Photography by Danny Fulgencio
When Willis Winters answered the unknown number on his phone, the last thing he expected was a frantic message from a Washington-based researcher pleading with him to save the light pole at Dealey Plaza.
The pole, located at the corner of Elm and Houston streets near the old Texas School Book Depository, had been hit by a car and was on its way to a salvage yard when the East Dallas neighbor with a penchant for history and preservation interceded.
Winters, the former director of the Park and Recreation Department, took it to the Boneyard, located at the IC Harris Service Center just a few minutes south of Samuell Grand Park. There, a team of researchers and FBI agents studied the role the light pole may have played in the 1963 assassination of President John F. Kennedy.
When the study concluded, neither The Sixth Floor Museum nor the National Archives wanted the historic artifact. Since then, it’s remained in a shipping container at the Boneyard, where Winters has quietly stashed other pieces of the city’s past to save them from the wrecking ball.
The site is called the Boneyard, but the name is scarier than the actual location. It’s simply a dusty, slightly overgrown field filled with architectural relics sitting on wooden pallets at the back of the park maintenance facility. The items would be too expensive or time intensive to create today, so Winters saves them in case they can be reused for park projects or loaned to groups on behalf of the department.
The Boneyard started in the 1990s when the City of Dallas restored the Tenison Memorial Gates at Samuell Grand Park. Built in 1924, years of dirt accumulation and mortar deterioration had left the structures in poor condition. The column capitals were too dilapidated to save, so restoration workers molded and recast replacement pieces before giving the originals to Winters to take to the fledgling Boneyard.
Other pieces soon followed. Gold rings from a parking garage, stone parapets and fences torn down from community pools are littered throughout. There are even two rows of seats salvaged from the Cotton Bowl after bleacher seating was installed in 2009.
Not even Winters knows all the items stored at the Boneyard. With his retirement in October, the park department embarked on a mission to identify and label the artifacts scavenged from across the city.
P.C. Cobb Stadium
Concrete slabs featuring illustrations of athletes are all that remain of P.C. Cobb Stadium. The 1920s stadium was torn down to build the Infomart at Oak Lawn Avenue and Stemmons Freeway. Five stories in the air, demolition workers used a jackhammer to break the façade into pieces and lower them to the ground. They were stored in a warehouse for years until Winters brought them to the Boneyard. The goal is to use the slabs in a seating plaza at Stemmons Park where neighbors can peek into the world of high school athletics during the early 20th century.

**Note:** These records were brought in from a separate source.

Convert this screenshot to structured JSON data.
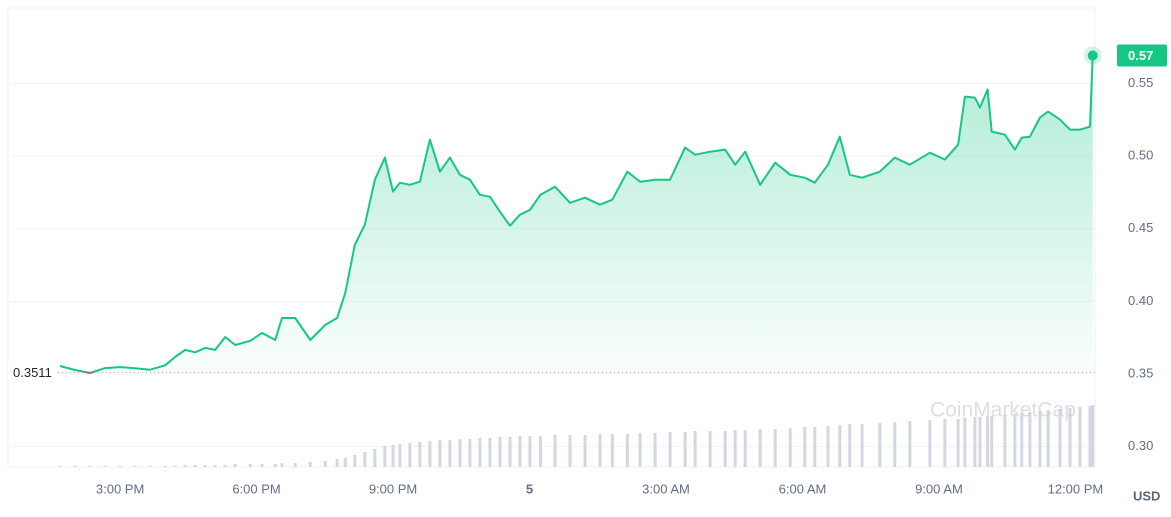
{
  "chart_data": {
    "type": "price",
    "x": [
      13.68,
      14.01,
      14.34,
      14.67,
      15.0,
      15.33,
      15.66,
      15.99,
      16.21,
      16.43,
      16.65,
      16.87,
      17.09,
      17.31,
      17.53,
      17.86,
      18.12,
      18.41,
      18.56,
      18.85,
      19.18,
      19.51,
      19.77,
      19.95,
      20.16,
      20.38,
      20.6,
      20.82,
      21.0,
      21.15,
      21.37,
      21.59,
      21.81,
      22.03,
      22.25,
      22.47,
      22.69,
      22.91,
      23.13,
      23.35,
      23.57,
      23.79,
      24.01,
      24.24,
      24.56,
      24.89,
      25.22,
      25.55,
      25.82,
      26.15,
      26.43,
      26.76,
      27.09,
      27.42,
      27.64,
      27.97,
      28.3,
      28.52,
      28.74,
      29.07,
      29.4,
      29.73,
      30.05,
      30.27,
      30.56,
      30.82,
      31.04,
      31.31,
      31.7,
      32.03,
      32.36,
      32.8,
      33.13,
      33.42,
      33.57,
      33.79,
      33.9,
      34.07,
      34.16,
      34.45,
      34.67,
      34.82,
      35.0,
      35.22,
      35.4,
      35.66,
      35.88,
      36.1,
      36.32,
      36.38
    ],
    "series": [
      {
        "color": "#16c784",
        "values": [
          0.3555,
          0.3528,
          0.3507,
          0.3541,
          0.3548,
          0.354,
          0.353,
          0.356,
          0.3617,
          0.3666,
          0.365,
          0.368,
          0.3666,
          0.3755,
          0.37,
          0.3728,
          0.3783,
          0.3734,
          0.3886,
          0.3886,
          0.3734,
          0.3838,
          0.3886,
          0.4059,
          0.439,
          0.4528,
          0.4838,
          0.499,
          0.4755,
          0.4817,
          0.4803,
          0.4824,
          0.5114,
          0.4893,
          0.499,
          0.4872,
          0.4838,
          0.4734,
          0.4721,
          0.4617,
          0.4521,
          0.4597,
          0.4631,
          0.4734,
          0.479,
          0.4679,
          0.4714,
          0.4666,
          0.47,
          0.4893,
          0.4824,
          0.4838,
          0.4838,
          0.5059,
          0.501,
          0.5031,
          0.5045,
          0.4941,
          0.5031,
          0.4803,
          0.4955,
          0.4872,
          0.4852,
          0.4817,
          0.4941,
          0.5134,
          0.4872,
          0.4852,
          0.4893,
          0.499,
          0.4941,
          0.5024,
          0.4976,
          0.5079,
          0.541,
          0.5403,
          0.5334,
          0.5459,
          0.5169,
          0.5148,
          0.5045,
          0.5128,
          0.5134,
          0.5266,
          0.5307,
          0.5252,
          0.5183,
          0.5183,
          0.5203,
          0.5693
        ]
      }
    ],
    "below_color": "#ea3943",
    "volume": {
      "color": "#d3d7df",
      "vlim": [
        0,
        100
      ],
      "values": [
        1,
        1,
        1,
        1,
        1,
        1,
        1,
        1,
        1,
        2,
        2,
        2,
        2,
        2,
        3,
        3,
        3,
        3,
        4,
        4,
        5,
        6,
        8,
        9,
        12,
        15,
        18,
        21,
        22,
        23,
        24,
        25,
        26,
        27,
        27,
        28,
        28,
        29,
        29,
        30,
        30,
        31,
        31,
        31,
        32,
        32,
        32,
        33,
        33,
        33,
        34,
        34,
        35,
        35,
        36,
        36,
        36,
        37,
        37,
        38,
        38,
        39,
        40,
        40,
        41,
        42,
        43,
        43,
        44,
        45,
        46,
        47,
        48,
        48,
        49,
        50,
        50,
        51,
        51,
        52,
        53,
        54,
        55,
        56,
        57,
        58,
        59,
        60,
        61,
        62
      ]
    },
    "baseline": 0.3511,
    "last_label": "0.57",
    "currency": "USD",
    "watermark": "CoinMarketCap",
    "xlim": [
      12.58,
      36.43
    ],
    "ylim": [
      0.286,
      0.602
    ],
    "xticks": [
      {
        "value": 15,
        "label": "3:00 PM"
      },
      {
        "value": 18,
        "label": "6:00 PM"
      },
      {
        "value": 21,
        "label": "9:00 PM"
      },
      {
        "value": 24,
        "label": "5"
      },
      {
        "value": 27,
        "label": "3:00 AM"
      },
      {
        "value": 30,
        "label": "6:00 AM"
      },
      {
        "value": 33,
        "label": "9:00 AM"
      },
      {
        "value": 36,
        "label": "12:00 PM"
      }
    ],
    "yticks": [
      {
        "value": 0.3,
        "label": "0.30"
      },
      0.35,
      {
        "value": 0.4,
        "label": "0.40"
      },
      0.45,
      {
        "value": 0.5,
        "label": "0.50"
      },
      0.55
    ],
    "grid": true
  }
}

Great National Life Insurance Company offices
The building that housed the Great National Life Insurance Company offices was built in 1963, but it had the look of the future. The innovative and revolutionary building at Harry Hines Boulevard and Mockingbird Lane was wrapped in aluminum sunshades that stretched along the façade — contrasting the flat, clean lines of office architecture in the 1950s. The building, which became the Salvation Army headquarters in the 1980s, was added to a Preservation Dallas list of most-endangered buildings. That didn’t save it from demolition in 2018. A portion of the diamond-shaped shades was taken to the Boneyard for possible reuse.

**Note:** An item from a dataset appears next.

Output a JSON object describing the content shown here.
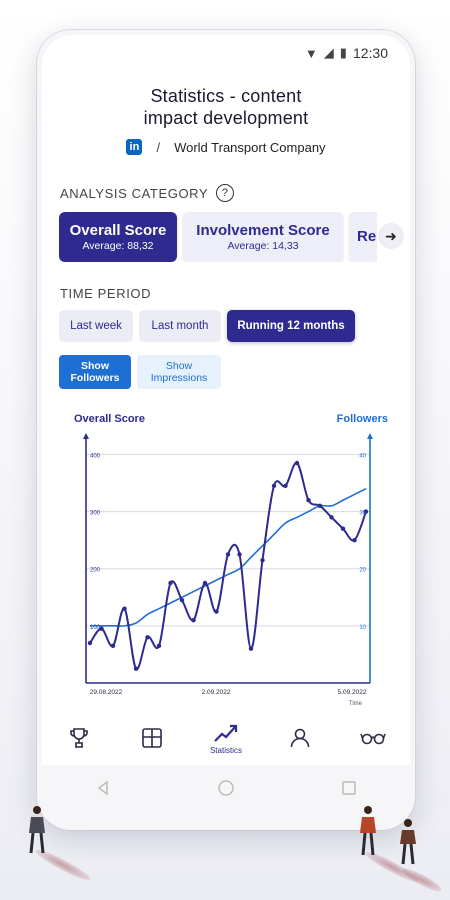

In 2012, a 96,000-pound cartouche that once adorned the Titche-Goettinger department store in downtown Dallas came to rest at the Boneyard. The crest depicts images of commerce and industry, as well as the six flags that flew over Texas. The limestone pieces were removed from what is now the University of North Texas chancellery to make way for new windows.
Fair Park fish fountain
You’ve probably seen the fish fountain that sits in front of the Women’s Building at Fair Park. But the 1936 original, designed by Raoul Josset and sculpted by José Martin, is tucked away in the Boneyard. After years of neglect, the half circle of flying fish was restored in 2000. The original is kept in storage in case restoration workers need to again mold and recast the crumbling cast-stone sculpture with a plaster coating.